3) The priority queue interface might stipulate that elements with equal priority should be
processed in FIFO order. This doesn't much matter for a priority queue storing integers (where
the particular value of 4 being dequeued is indistinguishable from any other 4 in the pqueue) but
is important for handling ER triage where three patients suffering from the same shortness of
breath should be seen in order of arrival. Of the four implementations you wrote, which of them
guarantee FIFO processing for equal priority elements? Explain your reasoning. For those
implementations that don't, how might you adjust the code to meet this requirement?
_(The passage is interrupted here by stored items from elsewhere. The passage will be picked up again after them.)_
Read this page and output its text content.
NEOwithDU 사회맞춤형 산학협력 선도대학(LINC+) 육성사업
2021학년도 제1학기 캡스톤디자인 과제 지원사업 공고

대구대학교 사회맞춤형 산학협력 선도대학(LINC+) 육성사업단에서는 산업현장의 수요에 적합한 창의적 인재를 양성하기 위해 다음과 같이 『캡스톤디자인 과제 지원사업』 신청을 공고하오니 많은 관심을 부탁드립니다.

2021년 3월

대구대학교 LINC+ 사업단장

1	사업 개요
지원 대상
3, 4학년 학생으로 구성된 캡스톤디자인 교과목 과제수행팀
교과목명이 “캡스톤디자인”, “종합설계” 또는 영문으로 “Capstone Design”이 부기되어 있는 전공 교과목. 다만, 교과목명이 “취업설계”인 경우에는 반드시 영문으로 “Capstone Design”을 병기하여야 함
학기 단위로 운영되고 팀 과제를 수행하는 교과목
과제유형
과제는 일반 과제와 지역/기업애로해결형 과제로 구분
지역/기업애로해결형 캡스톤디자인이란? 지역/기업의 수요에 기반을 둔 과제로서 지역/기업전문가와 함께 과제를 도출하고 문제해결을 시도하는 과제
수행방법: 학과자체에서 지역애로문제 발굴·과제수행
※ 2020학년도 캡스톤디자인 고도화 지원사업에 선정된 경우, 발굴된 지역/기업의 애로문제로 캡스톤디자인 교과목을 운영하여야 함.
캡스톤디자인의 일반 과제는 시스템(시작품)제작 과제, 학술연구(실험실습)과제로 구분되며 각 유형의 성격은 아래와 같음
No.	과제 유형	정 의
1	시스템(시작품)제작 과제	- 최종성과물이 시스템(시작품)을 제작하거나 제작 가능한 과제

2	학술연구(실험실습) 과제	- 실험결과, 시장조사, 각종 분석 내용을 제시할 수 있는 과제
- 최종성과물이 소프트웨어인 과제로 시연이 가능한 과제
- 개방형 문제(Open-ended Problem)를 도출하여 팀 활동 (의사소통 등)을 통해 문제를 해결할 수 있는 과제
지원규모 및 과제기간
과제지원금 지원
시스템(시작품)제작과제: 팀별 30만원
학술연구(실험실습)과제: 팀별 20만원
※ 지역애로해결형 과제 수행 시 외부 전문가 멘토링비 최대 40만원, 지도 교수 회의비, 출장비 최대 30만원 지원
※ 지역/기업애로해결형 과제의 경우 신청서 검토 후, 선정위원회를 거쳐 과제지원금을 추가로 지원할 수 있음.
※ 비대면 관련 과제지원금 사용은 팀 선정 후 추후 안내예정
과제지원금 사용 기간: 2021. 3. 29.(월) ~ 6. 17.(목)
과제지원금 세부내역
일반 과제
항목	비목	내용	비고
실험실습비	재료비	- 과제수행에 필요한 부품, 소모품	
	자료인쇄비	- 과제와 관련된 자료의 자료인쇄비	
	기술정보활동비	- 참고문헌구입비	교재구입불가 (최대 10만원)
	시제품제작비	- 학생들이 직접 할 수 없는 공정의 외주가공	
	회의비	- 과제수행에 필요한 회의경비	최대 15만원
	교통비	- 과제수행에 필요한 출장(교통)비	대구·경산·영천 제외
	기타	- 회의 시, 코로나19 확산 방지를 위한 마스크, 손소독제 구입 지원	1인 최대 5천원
4) In order to streamline the performance of a very common operation, many times you have to
sacrifice the performance of some other, hopefully less frequently used operations. Would it be
better to optimize enqueue at the expense of dequeueMax or vice versa in the priority queue?
5) What is the primary strength and weakness of each implementation? Which seems the most
appealing if your goal was sheer speed? What if you wanted to use as little space as possible?
What if you needed to get the code written and debugged in the shortest amount of time?